Reddit, set to debut Thursday under the ticker "RDDT", will be made public at $34 dollars a share, the company said in a statement, which would value the platform at around $6.4 billion.
The entry of Reddit comes as the tech sector is seeing a big slowdown in IPOs since the US Federal Reserve started hiking interest rates.
With easy financing scarce, Silicon Valley is seeing a dearth of companies ready to make the big leap to go public, with Pinterest being the last social media company to do so in 2019.
San Francisco-based Reddit first filed for its IPO in 2021 when the market was hot thanks to a Covid-linked growth boom for tech, but the attempt stalled as the internet economy cooled.
Reddit --- unlike Facebook or former-Twitter X --- is siloed into about 100,000 subject-focused chatrooms known as subreddits, making it more specialized and a place where posts are less prone to going viral.
Even so, Reddit has 73 million average daily users and 267 million monthly users, mainly in the United States, according to its filing to US regulators.
Content in subreddits is mostly moderated independently, with the site demanding a basic standard that users must adhere to, making the site less policed or centralized than Facebook or TikTok.
In its filing earlier this month, the company said that it would issue 15.2 million shares priced between $31 and $34.

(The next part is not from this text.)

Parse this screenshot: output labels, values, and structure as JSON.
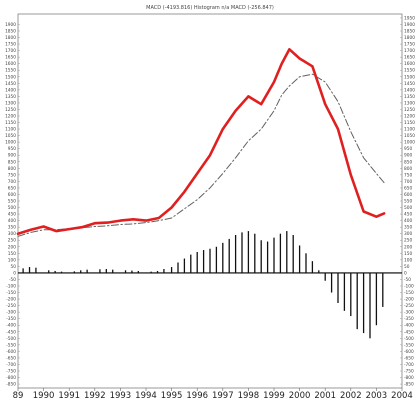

Following the lead of companies like Airbnb and Rivian, Reddit set aside about eight percent of the IPO shares for moderators and top users, known as "Redittors."
- Future profits? -
There are a lot of questions on whether Reddit will be a successful business and the company has never turned a profit in its two decades of existence.
Buoyed by faithful yet often unruly users, Reddit is not seen as fertile ground to grow advertising, which will be the main path for the company to make money.
Reddit was created in 2005 and was quickly sold to Conde Nast, the publisher of Vogue and the New Yorker magazine, in an unlikely pairing.
In 2011, Reddit was spun-off, though Conde Nast's parent company, controlled by the Newhouse family, remains the company's biggest shareholder.
OpenAI CEO Sam Altman is also a major investor after he led a fund-raising round about a decade ago.